The two Canadians, Mr Going and his nephew, Mr Hall, were working for the Kosovo-based Meridian Resources construction company.

The independent Montena-fax News Agency based in the Montenegrin capital, Podgorica, said that the four had been arrested on Tuesday on Mount Cakor, near Montenegro's border with Kosovo.

A Yugoslav army spokesman, Col Slobodan Stojanovic, said they were "not tourists but terrorists". A Yugoslav army statement said they were armed with military equipment and explosives and were involved in training special units of the Montenegrin police.

Montenegro's 15,000-strong Spezijalni, or special police, provides the backbone to the prowestern government of Mr Milo Djukanovic, who is facing off the Belgrade government of President Slobodan Milosevic after announcing an effective boycott of Yugoslav parliamentary elections due to be held on September 24th.
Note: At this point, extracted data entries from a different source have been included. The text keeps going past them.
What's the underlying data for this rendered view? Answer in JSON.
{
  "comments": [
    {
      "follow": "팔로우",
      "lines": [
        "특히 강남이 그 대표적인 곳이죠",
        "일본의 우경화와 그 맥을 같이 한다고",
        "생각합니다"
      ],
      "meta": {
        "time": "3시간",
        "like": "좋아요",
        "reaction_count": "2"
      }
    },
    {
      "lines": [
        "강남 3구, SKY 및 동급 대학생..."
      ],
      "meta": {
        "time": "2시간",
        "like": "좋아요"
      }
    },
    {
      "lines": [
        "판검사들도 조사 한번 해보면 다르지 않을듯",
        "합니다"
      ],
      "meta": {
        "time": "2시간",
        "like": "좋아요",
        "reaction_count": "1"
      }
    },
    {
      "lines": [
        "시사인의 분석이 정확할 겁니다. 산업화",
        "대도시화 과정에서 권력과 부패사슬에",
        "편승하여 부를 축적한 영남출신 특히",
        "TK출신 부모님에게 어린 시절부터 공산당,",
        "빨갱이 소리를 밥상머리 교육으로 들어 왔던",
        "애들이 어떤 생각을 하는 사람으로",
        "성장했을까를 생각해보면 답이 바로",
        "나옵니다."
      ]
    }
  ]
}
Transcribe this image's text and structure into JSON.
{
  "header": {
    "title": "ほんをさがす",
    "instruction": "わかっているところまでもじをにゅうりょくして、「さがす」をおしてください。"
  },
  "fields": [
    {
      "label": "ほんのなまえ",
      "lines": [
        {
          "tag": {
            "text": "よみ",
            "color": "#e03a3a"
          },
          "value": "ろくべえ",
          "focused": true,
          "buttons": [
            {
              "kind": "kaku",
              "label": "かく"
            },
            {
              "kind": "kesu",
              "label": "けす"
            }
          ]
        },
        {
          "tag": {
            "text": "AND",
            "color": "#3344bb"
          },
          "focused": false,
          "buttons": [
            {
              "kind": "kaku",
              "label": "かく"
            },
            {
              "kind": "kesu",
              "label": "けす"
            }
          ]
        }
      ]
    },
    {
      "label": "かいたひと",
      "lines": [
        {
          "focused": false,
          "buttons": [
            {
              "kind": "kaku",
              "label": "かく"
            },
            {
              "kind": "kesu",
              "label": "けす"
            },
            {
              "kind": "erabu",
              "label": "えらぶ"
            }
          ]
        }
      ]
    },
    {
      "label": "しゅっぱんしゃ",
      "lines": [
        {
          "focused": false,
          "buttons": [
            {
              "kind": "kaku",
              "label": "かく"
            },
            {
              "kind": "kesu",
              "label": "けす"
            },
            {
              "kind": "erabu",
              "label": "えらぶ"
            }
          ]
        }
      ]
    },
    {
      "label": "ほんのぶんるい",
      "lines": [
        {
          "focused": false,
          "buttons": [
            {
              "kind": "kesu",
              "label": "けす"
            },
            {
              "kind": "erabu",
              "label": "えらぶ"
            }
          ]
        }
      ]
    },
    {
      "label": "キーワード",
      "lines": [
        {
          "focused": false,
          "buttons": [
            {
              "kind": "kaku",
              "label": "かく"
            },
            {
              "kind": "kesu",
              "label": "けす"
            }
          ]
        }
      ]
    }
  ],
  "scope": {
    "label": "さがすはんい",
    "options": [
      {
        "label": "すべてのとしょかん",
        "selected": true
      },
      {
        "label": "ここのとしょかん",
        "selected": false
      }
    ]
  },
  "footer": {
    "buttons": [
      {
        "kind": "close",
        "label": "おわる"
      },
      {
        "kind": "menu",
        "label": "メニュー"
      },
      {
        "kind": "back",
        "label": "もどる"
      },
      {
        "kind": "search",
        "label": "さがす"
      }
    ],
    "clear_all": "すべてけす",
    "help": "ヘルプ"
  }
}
Fears in Montenegro are that Mr Milosevic will stage a coup to oust Mr Djukanovic, preventing the second-last republic in the Yugoslav Federation from seceding.

Officers from the special police have claimed in media reports this week that they have been trained by units of Britain's 22 Special Air Services regiment.

Officials from NATO and the UN mission in Kosovo (UNMIK) dismissed as "laughable" the idea that any of the arrested men could have been involved in programmes to train Montenegrin police units.

British special forces have been involved in missions in the former Yugoslavia.